After giving myself a high five, I proceeded to prep the door for painting. I first wiped off all the polleny-grossness with Windex, then taped off the doorknob and deadbolt, being far too lazy to remove them for this little job.


Thanks to the color-matching drama, by this point I was in the home stretch! I used a cheap foam brush for the edging and panel frames (foam = fewer brush strokes):


And a small foam roller for the rest:


In less than an hour we had a freshened front door! No more polka dots! Well, at least, less-obvious polka dots.


I kept the door cracked open as long as I possibly could – intentionally starting this project on a nice-weather day – to allow the paint to fully cure. I think we left it cracked for about four hours, then closed it to run errands for an hour, and left it open again for a few more hours once we returned home. Maybe that was overkill, but we didn’t have any paint sticking to the doorframe!

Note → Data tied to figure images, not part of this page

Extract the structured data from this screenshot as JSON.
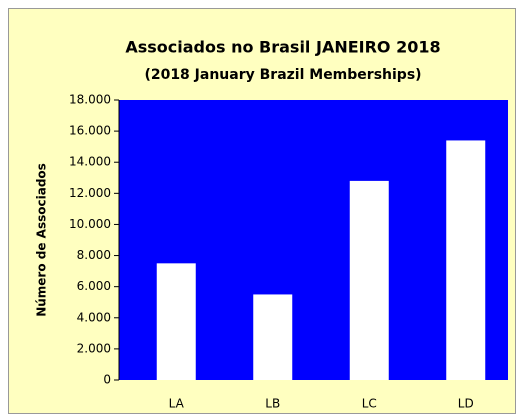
{
  "chart_data": {
    "type": "bar",
    "title": "Associados no Brasil  JANEIRO 2018",
    "subtitle": "(2018 January Brazil Memberships)",
    "y_label": "Número de Associados",
    "categories": [
      "LA",
      "LB",
      "LC",
      "LD"
    ],
    "values": [
      7500,
      5500,
      12800,
      15400
    ],
    "color": "#ffffff",
    "plot_background": "#0000ff",
    "background": "#ffffc0",
    "ylim": [
      0,
      18000
    ],
    "yticks": [
      0,
      {
        "value": 2000,
        "label": "2.000"
      },
      {
        "value": 4000,
        "label": "4.000"
      },
      {
        "value": 6000,
        "label": "6.000"
      },
      {
        "value": 8000,
        "label": "8.000"
      },
      {
        "value": 10000,
        "label": "10.000"
      },
      {
        "value": 12000,
        "label": "12.000"
      },
      {
        "value": 14000,
        "label": "14.000"
      },
      {
        "value": 16000,
        "label": "16.000"
      },
      {
        "value": 18000,
        "label": "18.000"
      }
    ],
    "grid": false
  }
}
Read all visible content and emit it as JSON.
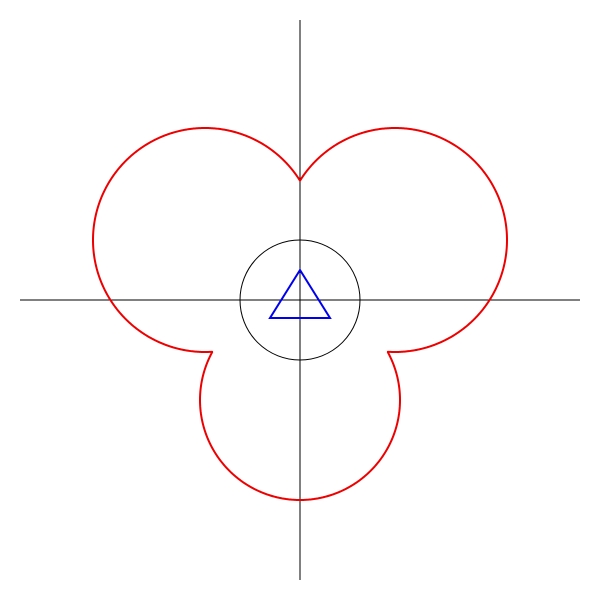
{
  "diagram": {
    "background_color": "#ffffff",
    "axes": {
      "color": "#000000",
      "x_range": [
        -2.8,
        2.8
      ],
      "y_range": [
        -2.8,
        2.8
      ]
    },
    "unit_circle": {
      "center": [
        0,
        0
      ],
      "radius": 0.6,
      "color": "#000000"
    },
    "triangle": {
      "vertices": [
        [
          0,
          0.3
        ],
        [
          -0.3,
          -0.18
        ],
        [
          0.3,
          -0.18
        ]
      ],
      "color": "#0000ee"
    },
    "outer_curve": {
      "color": "#ee0000",
      "lobes": [
        {
          "name": "upper-left-lobe",
          "center": [
            -0.95,
            0.6
          ],
          "radius": 1.12
        },
        {
          "name": "upper-right-lobe",
          "center": [
            0.95,
            0.6
          ],
          "radius": 1.12
        },
        {
          "name": "lower-lobe",
          "center": [
            0,
            -1.0
          ],
          "radius": 1.0
        }
      ]
    }
  }
}
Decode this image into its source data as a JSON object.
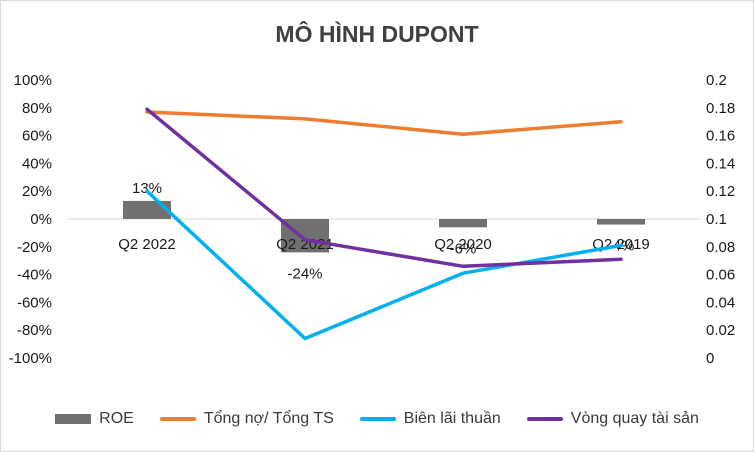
{
  "chart_data": {
    "type": "bar+line",
    "title": "MÔ HÌNH DUPONT",
    "categories": [
      "Q2 2022",
      "Q2 2021",
      "Q2 2020",
      "Q2 2019"
    ],
    "y_left": {
      "ticks": [
        "100%",
        "80%",
        "60%",
        "40%",
        "20%",
        "0%",
        "-20%",
        "-40%",
        "-60%",
        "-80%",
        "-100%"
      ],
      "min": -1.0,
      "max": 1.0
    },
    "y_right": {
      "ticks": [
        "0.2",
        "0.18",
        "0.16",
        "0.14",
        "0.12",
        "0.1",
        "0.08",
        "0.06",
        "0.04",
        "0.02",
        "0"
      ],
      "min": 0,
      "max": 0.2
    },
    "grid": true,
    "legend_position": "bottom",
    "series": [
      {
        "name": "ROE",
        "kind": "bar",
        "axis": "left",
        "color": "#707070",
        "values": [
          0.13,
          -0.24,
          -0.06,
          -0.04
        ],
        "labels": [
          "13%",
          "-24%",
          "-6%",
          "-4%"
        ]
      },
      {
        "name": "Tổng nợ/ Tổng TS",
        "kind": "line",
        "axis": "left",
        "color": "#ED7D31",
        "values": [
          0.77,
          0.72,
          0.61,
          0.7
        ]
      },
      {
        "name": "Biên lãi thuần",
        "kind": "line",
        "axis": "left",
        "color": "#00B0F0",
        "values": [
          0.2,
          -0.86,
          -0.39,
          -0.19
        ]
      },
      {
        "name": "Vòng quay tài sản",
        "kind": "line",
        "axis": "right",
        "color": "#7030A0",
        "values": [
          0.179,
          0.085,
          0.066,
          0.071
        ]
      }
    ]
  }
}
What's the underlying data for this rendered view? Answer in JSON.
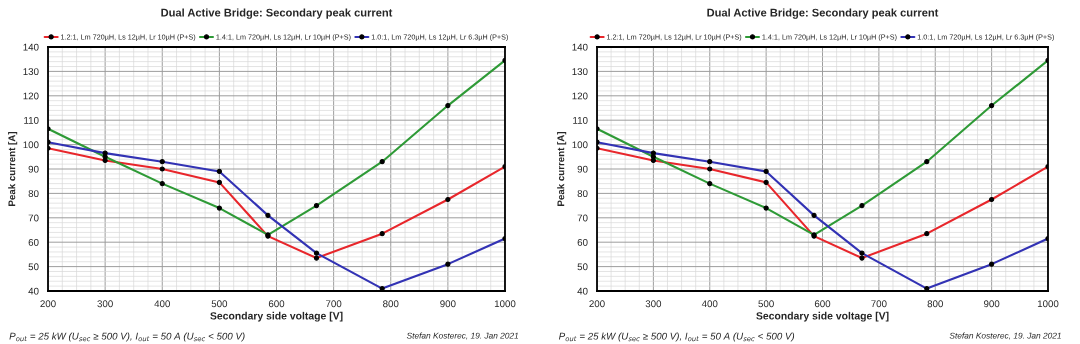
{
  "chart_data": [
    {
      "type": "line",
      "title": "Dual Active Bridge: Secondary peak current",
      "xlabel": "Secondary side voltage [V]",
      "ylabel": "Peak current [A]",
      "x": [
        200,
        300,
        400,
        500,
        585,
        670,
        785,
        900,
        1000
      ],
      "series": [
        {
          "name": "1.2:1, Lm 720µH, Ls 12µH, Lr 10µH (P+S)",
          "color": "#e8262b",
          "values": [
            98.5,
            93.5,
            90,
            84.5,
            62.5,
            53.5,
            63.5,
            77.5,
            91
          ]
        },
        {
          "name": "1.4:1, Lm 720µH, Ls 12µH, Lr 10µH (P+S)",
          "color": "#2e9a36",
          "values": [
            106.5,
            95,
            84,
            74,
            63,
            75,
            93,
            116,
            134.5
          ]
        },
        {
          "name": "1.0:1, Lm 720µH, Ls 12µH, Lr 6.3µH (P+S)",
          "color": "#3232b4",
          "values": [
            101,
            96.5,
            93,
            89,
            71,
            55.5,
            41,
            51,
            61.5
          ]
        }
      ],
      "xlim": [
        200,
        1000
      ],
      "xticks": [
        200,
        300,
        400,
        500,
        600,
        700,
        800,
        900,
        1000
      ],
      "ylim": [
        40,
        140
      ],
      "yticks": [
        40,
        50,
        60,
        70,
        80,
        90,
        100,
        110,
        120,
        130,
        140
      ],
      "grid": true,
      "legend": "top",
      "marker": "circle",
      "line_style": "solid",
      "annotations": [
        "P$_{out}$ = 25 kW (U$_{sec}$ ≥ 500 V), I$_{out}$ = 50 A (U$_{sec}$ < 500 V)",
        "Stefan Kosterec, 19. Jan 2021"
      ]
    },
    {
      "type": "line",
      "title": "Dual Active Bridge: Secondary peak current",
      "xlabel": "Secondary side voltage [V]",
      "ylabel": "Peak current [A]",
      "x": [
        200,
        300,
        400,
        500,
        585,
        670,
        785,
        900,
        1000
      ],
      "series": [
        {
          "name": "1.2:1, Lm 720µH, Ls 12µH, Lr 10µH (P+S)",
          "color": "#e8262b",
          "values": [
            98.5,
            93.5,
            90,
            84.5,
            62.5,
            53.5,
            63.5,
            77.5,
            91
          ]
        },
        {
          "name": "1.4:1, Lm 720µH, Ls 12µH, Lr 10µH (P+S)",
          "color": "#2e9a36",
          "values": [
            106.5,
            95,
            84,
            74,
            63,
            75,
            93,
            116,
            134.5
          ]
        },
        {
          "name": "1.0:1, Lm 720µH, Ls 12µH, Lr 6.3µH (P+S)",
          "color": "#3232b4",
          "values": [
            101,
            96.5,
            93,
            89,
            71,
            55.5,
            41,
            51,
            61.5
          ]
        }
      ],
      "xlim": [
        200,
        1000
      ],
      "xticks": [
        200,
        300,
        400,
        500,
        600,
        700,
        800,
        900,
        1000
      ],
      "ylim": [
        40,
        140
      ],
      "yticks": [
        40,
        50,
        60,
        70,
        80,
        90,
        100,
        110,
        120,
        130,
        140
      ],
      "grid": true,
      "legend": "top",
      "marker": "circle",
      "line_style": "solid",
      "annotations": [
        "P$_{out}$ = 25 kW (U$_{sec}$ ≥ 500 V), I$_{out}$ = 50 A (U$_{sec}$ < 500 V)",
        "Stefan Kosterec, 19. Jan 2021"
      ]
    }
  ]
}
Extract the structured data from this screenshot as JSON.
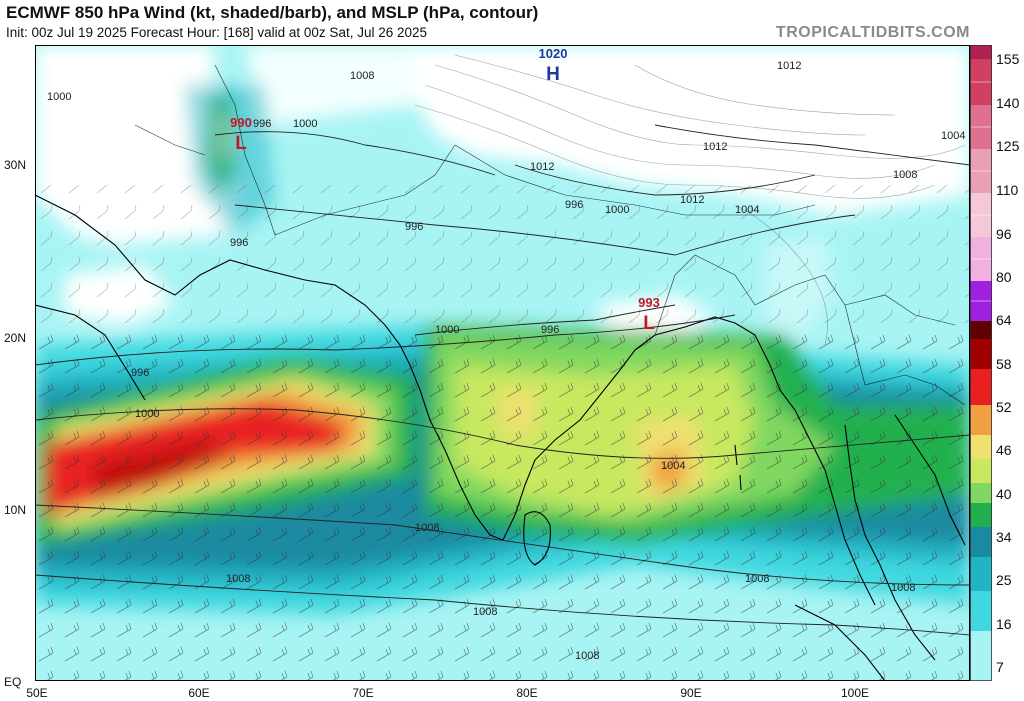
{
  "header": {
    "title": "ECMWF 850 hPa Wind (kt, shaded/barb), and MSLP (hPa, contour)",
    "subtitle": "Init: 00z Jul 19 2025   Forecast Hour: [168]   valid at 00z Sat, Jul 26 2025",
    "brand": "TROPICALTIDBITS.COM"
  },
  "axes": {
    "lat_labels": [
      "30N",
      "20N",
      "10N",
      "EQ"
    ],
    "lon_labels": [
      "50E",
      "60E",
      "70E",
      "80E",
      "90E",
      "100E"
    ]
  },
  "pressure_centers": [
    {
      "type": "H",
      "value": "1020"
    },
    {
      "type": "L",
      "value": "990"
    },
    {
      "type": "L",
      "value": "993"
    }
  ],
  "isobar_labels": [
    "1008",
    "1012",
    "1000",
    "996",
    "1004"
  ],
  "colorbar": {
    "labels": [
      "155",
      "140",
      "125",
      "110",
      "96",
      "80",
      "64",
      "58",
      "52",
      "46",
      "40",
      "34",
      "25",
      "16",
      "7"
    ],
    "colors": {
      "light_cyan": "#a8f4f4",
      "cyan": "#40d8e0",
      "teal": "#20b4c4",
      "dark_teal": "#1a8aa0",
      "green": "#20b050",
      "light_green": "#80d860",
      "yellow_green": "#c8e860",
      "yellow": "#f0e070",
      "orange": "#f0a040",
      "red": "#e82020",
      "dark_red": "#a00000",
      "purple": "#a020e0",
      "pink": "#f0b0e0"
    }
  }
}
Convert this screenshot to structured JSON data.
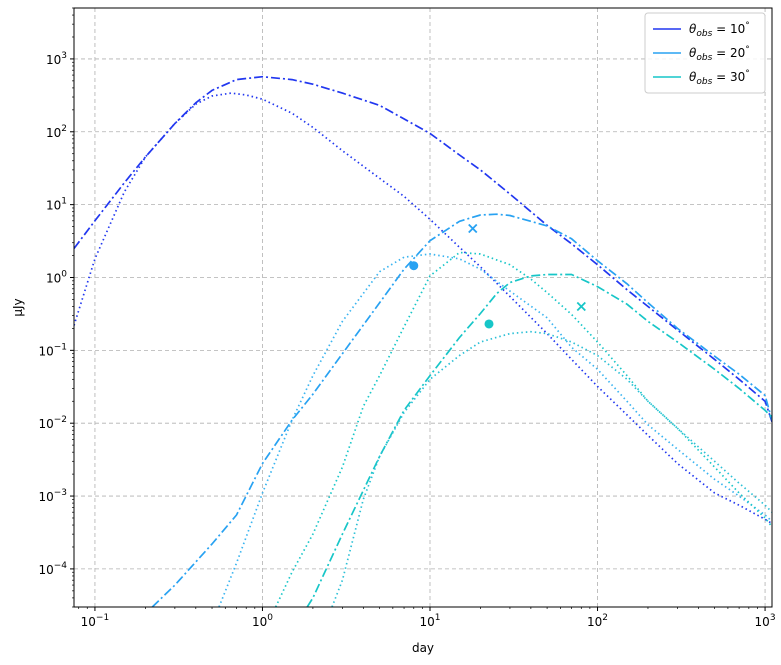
{
  "chart_data": {
    "type": "line",
    "xlabel": "day",
    "ylabel": "μJy",
    "xscale": "log",
    "yscale": "log",
    "xlim": [
      0.075,
      1100
    ],
    "ylim": [
      3e-05,
      5000
    ],
    "grid": true,
    "legend_position": "top-right",
    "x_ticks": [
      {
        "value": 0.1,
        "base": "10",
        "exp": "−1"
      },
      {
        "value": 1,
        "base": "10",
        "exp": "0"
      },
      {
        "value": 10,
        "base": "10",
        "exp": "1"
      },
      {
        "value": 100,
        "base": "10",
        "exp": "2"
      },
      {
        "value": 1000,
        "base": "10",
        "exp": "3"
      }
    ],
    "y_ticks": [
      {
        "value": 0.0001,
        "base": "10",
        "exp": "−4"
      },
      {
        "value": 0.001,
        "base": "10",
        "exp": "−3"
      },
      {
        "value": 0.01,
        "base": "10",
        "exp": "−2"
      },
      {
        "value": 0.1,
        "base": "10",
        "exp": "−1"
      },
      {
        "value": 1,
        "base": "10",
        "exp": "0"
      },
      {
        "value": 10,
        "base": "10",
        "exp": "1"
      },
      {
        "value": 100,
        "base": "10",
        "exp": "2"
      },
      {
        "value": 1000,
        "base": "10",
        "exp": "3"
      }
    ],
    "legend": [
      {
        "symbol": "θ",
        "sub": "obs",
        "rest": " = 10",
        "deg": "°",
        "color": "#2137f0"
      },
      {
        "symbol": "θ",
        "sub": "obs",
        "rest": " = 20",
        "deg": "°",
        "color": "#28a2f2"
      },
      {
        "symbol": "θ",
        "sub": "obs",
        "rest": " = 30",
        "deg": "°",
        "color": "#17c6c8"
      }
    ],
    "series": [
      {
        "style": "dashdot",
        "color": "#2137f0",
        "x": [
          0.075,
          0.1,
          0.15,
          0.2,
          0.3,
          0.4,
          0.5,
          0.7,
          1,
          1.5,
          2,
          3,
          5,
          7,
          10,
          15,
          20,
          30,
          50,
          70,
          100,
          150,
          200,
          300,
          500,
          700,
          1000,
          1100
        ],
        "y": [
          2.5,
          6,
          20,
          45,
          130,
          250,
          370,
          520,
          570,
          520,
          450,
          340,
          230,
          150,
          95,
          48,
          30,
          14,
          5.2,
          2.9,
          1.5,
          0.68,
          0.4,
          0.19,
          0.075,
          0.04,
          0.02,
          0.0105
        ]
      },
      {
        "style": "dotted",
        "color": "#2137f0",
        "x": [
          0.075,
          0.1,
          0.15,
          0.2,
          0.3,
          0.4,
          0.5,
          0.65,
          0.8,
          1,
          1.5,
          2,
          3,
          5,
          7,
          10,
          15,
          20,
          30,
          50,
          70,
          100,
          150,
          200,
          300,
          500,
          700,
          1000,
          1100
        ],
        "y": [
          0.22,
          1.8,
          15,
          45,
          130,
          240,
          310,
          340,
          320,
          280,
          180,
          115,
          55,
          23,
          13,
          6.3,
          2.6,
          1.4,
          0.55,
          0.17,
          0.075,
          0.032,
          0.013,
          0.0068,
          0.0028,
          0.0011,
          0.00075,
          0.00048,
          0.00042
        ]
      },
      {
        "style": "dashdot",
        "color": "#28a2f2",
        "x": [
          0.22,
          0.3,
          0.5,
          0.7,
          1,
          1.5,
          2,
          3,
          5,
          7,
          10,
          15,
          20,
          25,
          30,
          50,
          70,
          100,
          150,
          200,
          300,
          500,
          700,
          1000,
          1100
        ],
        "y": [
          3e-05,
          6e-05,
          0.00022,
          0.00055,
          0.0028,
          0.011,
          0.025,
          0.09,
          0.45,
          1.3,
          3.2,
          5.9,
          7.2,
          7.4,
          7.1,
          5.1,
          3.4,
          1.7,
          0.82,
          0.45,
          0.2,
          0.083,
          0.047,
          0.024,
          0.011
        ]
      },
      {
        "style": "dotted",
        "color": "#3ab4f0",
        "x": [
          0.55,
          0.7,
          1,
          1.5,
          2,
          3,
          5,
          7,
          10,
          15,
          20,
          30,
          50,
          70,
          100,
          150,
          200,
          300,
          500,
          700,
          1000,
          1100
        ],
        "y": [
          3e-05,
          0.00012,
          0.0011,
          0.011,
          0.045,
          0.25,
          1.2,
          1.9,
          2.1,
          1.8,
          1.3,
          0.65,
          0.28,
          0.11,
          0.055,
          0.02,
          0.0095,
          0.0044,
          0.0017,
          0.001,
          0.00055,
          0.00045
        ]
      },
      {
        "style": "dotted",
        "color": "#17c6c8",
        "x": [
          1.2,
          1.5,
          2,
          3,
          4,
          5,
          7,
          10,
          15,
          20,
          30,
          40,
          50,
          70,
          100,
          150,
          200,
          300,
          500,
          700,
          1000,
          1100
        ],
        "y": [
          3e-05,
          9e-05,
          0.0003,
          0.0025,
          0.017,
          0.045,
          0.21,
          1.05,
          2.2,
          2.1,
          1.5,
          0.95,
          0.62,
          0.31,
          0.13,
          0.045,
          0.02,
          0.0085,
          0.0025,
          0.0011,
          0.0005,
          0.00038
        ]
      },
      {
        "style": "dashdot",
        "color": "#17c6c8",
        "x": [
          1.85,
          2,
          3,
          5,
          7,
          10,
          15,
          20,
          25,
          30,
          40,
          50,
          70,
          100,
          150,
          200,
          300,
          500,
          700,
          1000,
          1100
        ],
        "y": [
          3e-05,
          4e-05,
          0.0003,
          0.0035,
          0.015,
          0.045,
          0.15,
          0.32,
          0.6,
          0.85,
          1.05,
          1.1,
          1.1,
          0.75,
          0.43,
          0.25,
          0.13,
          0.055,
          0.03,
          0.015,
          0.012
        ]
      },
      {
        "style": "dotted",
        "color": "#2bc0d6",
        "x": [
          2.6,
          3,
          4,
          5,
          7,
          10,
          15,
          20,
          30,
          40,
          50,
          70,
          100,
          150,
          200,
          300,
          500,
          700,
          1000,
          1100
        ],
        "y": [
          3e-05,
          7e-05,
          0.0009,
          0.0035,
          0.014,
          0.04,
          0.085,
          0.13,
          0.17,
          0.18,
          0.17,
          0.13,
          0.085,
          0.04,
          0.02,
          0.0085,
          0.003,
          0.0015,
          0.00075,
          0.0006
        ]
      }
    ],
    "markers": [
      {
        "x": 8,
        "y": 1.45,
        "shape": "circle",
        "color": "#28a2f2"
      },
      {
        "x": 18,
        "y": 4.7,
        "shape": "x",
        "color": "#28a2f2"
      },
      {
        "x": 22.5,
        "y": 0.23,
        "shape": "circle",
        "color": "#17c6c8"
      },
      {
        "x": 80,
        "y": 0.4,
        "shape": "x",
        "color": "#17c6c8"
      }
    ]
  }
}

And of course, one of the most important parts of this job in terms of getting it ready to sell:


The future owner of this home won’t be caught wandering around the paint counter with dried paint blobs, oh no! And there’s plenty left in the quart for when the shutters need a coat.

This is just one of many to-market-we-will-go projects we tackled recently... stay tuned!

1 comments:

Anonymous said...

Wax paper between the paint and the magnet! Thank you for this tip. I wanted to use a magnet, but was sure my paint would stick to it.